The aim of this study was 1) to define the expression pattern of glycogenin-interacting protein/Tripartite motif containing protein 7 (GNIP/TRIM7) isoforms in humans, 2) to test their ubiquitin E3 ligase activity, and 3) to analyze the functional effects of GNIP1 on muscle glucose/glycogen metabolism both in human cultured cells and in vivo in mice.
We show that GNIP1 was the most abundant GNIP/TRIM7 isoform in human skeletal muscle, whereas in cardiac muscle only TRIM7 was expressed. GNIP1 and TRIM7 had autoubiquitination activity in vitro and were localized in the Golgi apparatus and cytosol respectively in LHCN-M2 myoblasts. GNIP1 overexpression increased glucose uptake in LHCN-M2 myotubes. Overexpression of GNIP1 in mouse muscle in vivo increased glycogen content, glycogen synthase (GS) activity and phospho-GSK-3α/β (Ser21/9) and phospho-Akt (Ser473) content, whereas decreased GS phosphorylation in Ser640. These modifications led to decreased blood glucose levels, lactate levels and body weight, without changing whole-body insulin or glucose tolerance in mouse.
GNIP1 is an ubiquitin ligase with a markedly glycogenic effect in skeletal muscle.
糖原合酶相互作用蛋白 1(GNIP1)是一种具有 E3 泛素连接酶活性的三联基序(TRIM)蛋白,与糖原合酶相互作用。这些数据表明,GNIP1 可能在控制糖原代谢中发挥重要作用。然而,基于功能分析的直接证据仍有待获得。
本研究的目的是 1)确定糖原合酶相互作用蛋白/三联基序蛋白 7(GNIP/TRIM7)同工型在人体中的表达模式,2)检测其泛素 E3 连接酶活性,3)分析 GNIP1 对人培养细胞和体内小鼠肌肉葡萄糖/糖原代谢的功能影响。

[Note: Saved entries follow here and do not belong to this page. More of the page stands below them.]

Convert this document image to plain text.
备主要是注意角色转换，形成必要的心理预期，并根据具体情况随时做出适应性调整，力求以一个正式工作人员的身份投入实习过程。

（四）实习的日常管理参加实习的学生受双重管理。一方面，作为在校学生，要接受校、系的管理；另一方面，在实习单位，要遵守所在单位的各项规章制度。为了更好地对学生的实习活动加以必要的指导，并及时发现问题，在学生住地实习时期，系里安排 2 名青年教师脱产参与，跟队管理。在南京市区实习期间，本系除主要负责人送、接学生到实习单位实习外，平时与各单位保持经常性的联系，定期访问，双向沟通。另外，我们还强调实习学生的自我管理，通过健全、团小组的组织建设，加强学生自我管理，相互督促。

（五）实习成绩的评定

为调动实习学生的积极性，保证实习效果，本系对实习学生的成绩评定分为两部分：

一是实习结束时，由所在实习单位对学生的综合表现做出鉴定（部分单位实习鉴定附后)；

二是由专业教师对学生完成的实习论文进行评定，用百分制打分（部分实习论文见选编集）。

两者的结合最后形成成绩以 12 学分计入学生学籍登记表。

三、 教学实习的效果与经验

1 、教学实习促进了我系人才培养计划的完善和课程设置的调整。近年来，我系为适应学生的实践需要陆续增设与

我们表明,GNIP1 是人体骨骼肌中含量最丰富的 GNIP/TRIM7 同工型,而在心肌中仅表达 TRIM7。GNIP1 和 TRIM7 在体外具有自身泛素化活性,分别在 LHCN-M2 成肌细胞中定位于高尔基器和细胞质。GNIP1 的过表达增加了 LHCN-M2 肌管中的葡萄糖摄取。体内过表达 GNIP1 增加了小鼠肌肉中的糖原含量、糖原合酶(GS)活性和磷酸化 GSK-3α/β(Ser21/9)和磷酸化 Akt(Ser473)含量,而降低了 GS 在 Ser640 的磷酸化。这些修饰导致血糖水平、乳酸水平和体重降低,而不改变小鼠的全身胰岛素或葡萄糖耐量。
GNIP1 是一种具有明显糖原生成作用的泛素连接酶,在骨骼肌中起作用。